A bone marrow transplant (BMT), of HSCs from a “matched” related donor (allogeneic BMT) is curative for both diseases. However, this therapy is limited due to the scarcity of matched donors and the significant risk of Graft versus Host Disease (GvHD) after transplantation of the foreign cells. By performing genome editing in HSCs that are isolated from and subsequently returned to the same patient, an autologous HSC transplant, Sangamo’s approach eliminates both the need for a matched donor and the risk of acute and chronic GvHD. The ultimate goal of this approach is to develop a one-time curative treatment for SCD and beta-thalassemia.
In May 2013, Sangamo was awarded a $6.4 million Strategic Partnership Award from the California Institute for Regenerative Medicine (CIRM) to develop this potentially curative ZFP Therapeutic for beta-thalassemia.

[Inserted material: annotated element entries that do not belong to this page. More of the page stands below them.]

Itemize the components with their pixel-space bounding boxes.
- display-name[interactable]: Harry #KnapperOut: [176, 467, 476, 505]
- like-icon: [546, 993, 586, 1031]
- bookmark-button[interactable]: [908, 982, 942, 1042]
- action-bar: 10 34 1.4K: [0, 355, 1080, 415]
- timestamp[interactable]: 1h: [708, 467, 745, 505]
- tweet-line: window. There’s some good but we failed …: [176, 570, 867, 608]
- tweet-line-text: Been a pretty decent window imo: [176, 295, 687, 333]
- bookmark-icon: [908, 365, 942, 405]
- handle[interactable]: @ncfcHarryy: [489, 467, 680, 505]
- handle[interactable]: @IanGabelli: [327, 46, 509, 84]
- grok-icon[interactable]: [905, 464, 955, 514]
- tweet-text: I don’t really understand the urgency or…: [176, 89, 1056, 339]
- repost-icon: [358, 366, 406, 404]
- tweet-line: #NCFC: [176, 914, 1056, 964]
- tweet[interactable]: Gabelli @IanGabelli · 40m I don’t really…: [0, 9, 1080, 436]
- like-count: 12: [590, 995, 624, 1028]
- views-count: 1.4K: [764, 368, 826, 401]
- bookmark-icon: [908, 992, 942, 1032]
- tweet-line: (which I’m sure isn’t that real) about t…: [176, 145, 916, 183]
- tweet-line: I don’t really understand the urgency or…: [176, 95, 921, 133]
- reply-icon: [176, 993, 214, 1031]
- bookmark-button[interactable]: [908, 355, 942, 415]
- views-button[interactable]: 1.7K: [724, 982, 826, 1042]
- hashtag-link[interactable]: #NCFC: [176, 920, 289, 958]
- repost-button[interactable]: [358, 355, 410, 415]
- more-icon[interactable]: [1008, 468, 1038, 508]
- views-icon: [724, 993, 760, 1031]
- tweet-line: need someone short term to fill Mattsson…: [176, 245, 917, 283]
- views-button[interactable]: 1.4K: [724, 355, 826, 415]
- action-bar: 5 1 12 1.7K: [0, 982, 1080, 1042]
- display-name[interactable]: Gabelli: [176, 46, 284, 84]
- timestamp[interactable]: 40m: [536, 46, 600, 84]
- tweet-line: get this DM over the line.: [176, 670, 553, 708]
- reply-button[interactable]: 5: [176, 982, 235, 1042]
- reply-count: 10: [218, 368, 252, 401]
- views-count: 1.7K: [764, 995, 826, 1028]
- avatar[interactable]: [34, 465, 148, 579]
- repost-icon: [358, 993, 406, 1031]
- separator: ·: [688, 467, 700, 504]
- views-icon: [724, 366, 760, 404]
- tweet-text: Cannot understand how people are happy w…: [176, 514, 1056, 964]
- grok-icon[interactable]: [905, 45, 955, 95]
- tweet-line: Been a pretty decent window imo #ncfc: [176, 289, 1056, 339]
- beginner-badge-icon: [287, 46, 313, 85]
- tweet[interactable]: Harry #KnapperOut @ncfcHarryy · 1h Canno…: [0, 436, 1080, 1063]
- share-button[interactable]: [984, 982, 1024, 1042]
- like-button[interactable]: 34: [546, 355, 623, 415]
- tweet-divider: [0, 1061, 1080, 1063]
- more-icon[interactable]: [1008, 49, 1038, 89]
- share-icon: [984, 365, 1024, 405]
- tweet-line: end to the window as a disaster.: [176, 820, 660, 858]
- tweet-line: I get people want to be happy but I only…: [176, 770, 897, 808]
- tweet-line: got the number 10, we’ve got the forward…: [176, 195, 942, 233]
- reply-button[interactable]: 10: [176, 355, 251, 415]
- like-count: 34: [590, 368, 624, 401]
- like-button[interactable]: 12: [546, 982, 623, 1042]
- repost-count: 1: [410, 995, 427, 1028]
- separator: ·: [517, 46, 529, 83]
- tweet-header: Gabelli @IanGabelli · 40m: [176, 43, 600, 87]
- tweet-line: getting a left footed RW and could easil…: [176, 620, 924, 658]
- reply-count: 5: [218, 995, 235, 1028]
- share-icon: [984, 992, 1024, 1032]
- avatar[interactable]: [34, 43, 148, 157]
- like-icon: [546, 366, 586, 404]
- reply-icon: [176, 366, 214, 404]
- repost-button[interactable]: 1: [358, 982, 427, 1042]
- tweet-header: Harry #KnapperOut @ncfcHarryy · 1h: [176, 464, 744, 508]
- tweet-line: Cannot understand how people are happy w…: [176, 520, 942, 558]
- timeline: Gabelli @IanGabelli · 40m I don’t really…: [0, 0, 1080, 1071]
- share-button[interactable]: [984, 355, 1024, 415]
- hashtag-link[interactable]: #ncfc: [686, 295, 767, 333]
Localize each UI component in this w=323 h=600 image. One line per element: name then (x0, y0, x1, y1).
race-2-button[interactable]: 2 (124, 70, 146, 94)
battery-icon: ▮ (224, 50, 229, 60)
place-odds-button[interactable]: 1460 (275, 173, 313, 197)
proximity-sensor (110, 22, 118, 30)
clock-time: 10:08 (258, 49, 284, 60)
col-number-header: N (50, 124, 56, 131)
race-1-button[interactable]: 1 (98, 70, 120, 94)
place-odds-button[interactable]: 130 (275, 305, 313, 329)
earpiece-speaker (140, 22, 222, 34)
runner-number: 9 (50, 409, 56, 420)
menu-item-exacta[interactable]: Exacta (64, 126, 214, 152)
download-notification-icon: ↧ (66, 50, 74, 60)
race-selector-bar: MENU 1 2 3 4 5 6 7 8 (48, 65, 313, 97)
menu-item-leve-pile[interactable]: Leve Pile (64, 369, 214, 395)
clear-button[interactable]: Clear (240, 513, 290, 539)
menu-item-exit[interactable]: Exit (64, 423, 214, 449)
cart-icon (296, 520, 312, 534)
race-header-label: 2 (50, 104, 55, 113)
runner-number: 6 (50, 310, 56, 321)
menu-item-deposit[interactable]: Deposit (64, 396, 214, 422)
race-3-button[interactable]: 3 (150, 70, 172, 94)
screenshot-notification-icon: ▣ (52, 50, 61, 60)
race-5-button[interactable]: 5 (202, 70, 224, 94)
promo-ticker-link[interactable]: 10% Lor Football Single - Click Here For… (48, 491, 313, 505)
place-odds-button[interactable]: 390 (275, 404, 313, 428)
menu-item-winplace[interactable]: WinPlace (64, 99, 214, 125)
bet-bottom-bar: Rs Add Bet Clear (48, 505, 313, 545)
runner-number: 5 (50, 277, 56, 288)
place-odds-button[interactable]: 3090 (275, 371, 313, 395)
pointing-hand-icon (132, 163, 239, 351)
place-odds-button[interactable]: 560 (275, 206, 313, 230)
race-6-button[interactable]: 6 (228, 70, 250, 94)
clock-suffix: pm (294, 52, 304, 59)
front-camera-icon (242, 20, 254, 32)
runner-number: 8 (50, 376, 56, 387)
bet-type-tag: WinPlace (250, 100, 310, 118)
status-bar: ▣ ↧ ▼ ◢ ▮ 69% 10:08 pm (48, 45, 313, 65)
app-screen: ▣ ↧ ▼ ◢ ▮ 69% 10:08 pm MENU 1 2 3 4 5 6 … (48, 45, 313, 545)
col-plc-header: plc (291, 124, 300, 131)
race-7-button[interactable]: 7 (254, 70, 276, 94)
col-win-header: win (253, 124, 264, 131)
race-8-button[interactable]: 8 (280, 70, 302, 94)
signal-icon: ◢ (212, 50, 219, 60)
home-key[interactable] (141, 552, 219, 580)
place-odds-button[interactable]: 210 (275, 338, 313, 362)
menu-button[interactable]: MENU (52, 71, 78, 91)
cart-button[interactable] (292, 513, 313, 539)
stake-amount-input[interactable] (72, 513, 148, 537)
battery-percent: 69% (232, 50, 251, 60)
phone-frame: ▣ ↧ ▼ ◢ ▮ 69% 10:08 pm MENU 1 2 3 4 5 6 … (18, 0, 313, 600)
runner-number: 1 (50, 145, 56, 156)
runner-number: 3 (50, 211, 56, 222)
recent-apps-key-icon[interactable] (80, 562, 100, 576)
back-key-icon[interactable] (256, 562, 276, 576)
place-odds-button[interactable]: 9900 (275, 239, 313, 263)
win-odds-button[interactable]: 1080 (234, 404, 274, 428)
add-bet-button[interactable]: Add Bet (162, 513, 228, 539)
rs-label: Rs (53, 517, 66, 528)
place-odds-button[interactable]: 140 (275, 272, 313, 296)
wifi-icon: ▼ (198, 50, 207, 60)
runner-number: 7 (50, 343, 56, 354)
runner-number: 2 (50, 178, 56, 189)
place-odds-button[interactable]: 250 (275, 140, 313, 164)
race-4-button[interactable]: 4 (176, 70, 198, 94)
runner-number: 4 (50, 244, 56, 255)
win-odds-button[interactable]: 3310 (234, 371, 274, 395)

The four-year grant provides matching funds for preclinical work that will support an IND application and a Phase 1 clinical trial in transfusion-dependent beta-thalassemia patients, which will be carried out at Children’s Hospital & Research Center Oakland, and City of Hope.
Mutations in the genes encoding beta-globin, a subunit of the oxygen-carrying protein of red blood cells, lead to the hemoglobinopathies SCD and beta-thalassemia. The mutation in beta-globin that gives rise to SCD causes the red blood cells to form an abnormal sickle or crescent shape making them adherent, fragile and less able to deliver oxygen to tissues, and they can become lodged in small blood vessels and interrupt healthy blood flow. These problems further decrease the amount of oxygen flowing to body tissues. Almost all patients with SCD have painful episodes (called crises), which can last from hours to days, and have progressive organ damage, resulting in shortened lifespan. Current standard of care is to manage and control symptoms, and to limit the number of crises. Current treatments, including blood transfusions, iron-chelation therapy and administration of hydroxyurea, pain medications and antibiotics, do not address the underlying cause of disease, and life expectancy remains substantially reduced in patients with SCD. The CDC estimates that there are currently 90,000 to 100,000 Americans living with SCD which occurs in approximately 1 out of every 500 African-American births and 1 out of every 36,000 Hispanic-American births.
There are several forms of beta-thalassemia caused by mutations in the beta-globin gene; broadly the disorder results in excessive destruction of red blood cells leading to life-threatening anemia, enlarged spleen, liver and heart, and bone abnormalities. Beta-thalassemia major is a severe form of thalassemia that requires regular, often monthly, blood transfusions and subsequent iron-chelation therapy to treat iron overload. The CDC estimates that 2,000 people have beta-thalassemia in the United States, and an unknown number carry the genetic trait and can pass it on to their children. Thalassemia is most common among people of Mediterranean descent and is also found among people from the Arabian Peninsula, Iran, Africa, Southeast Asia and Southern China.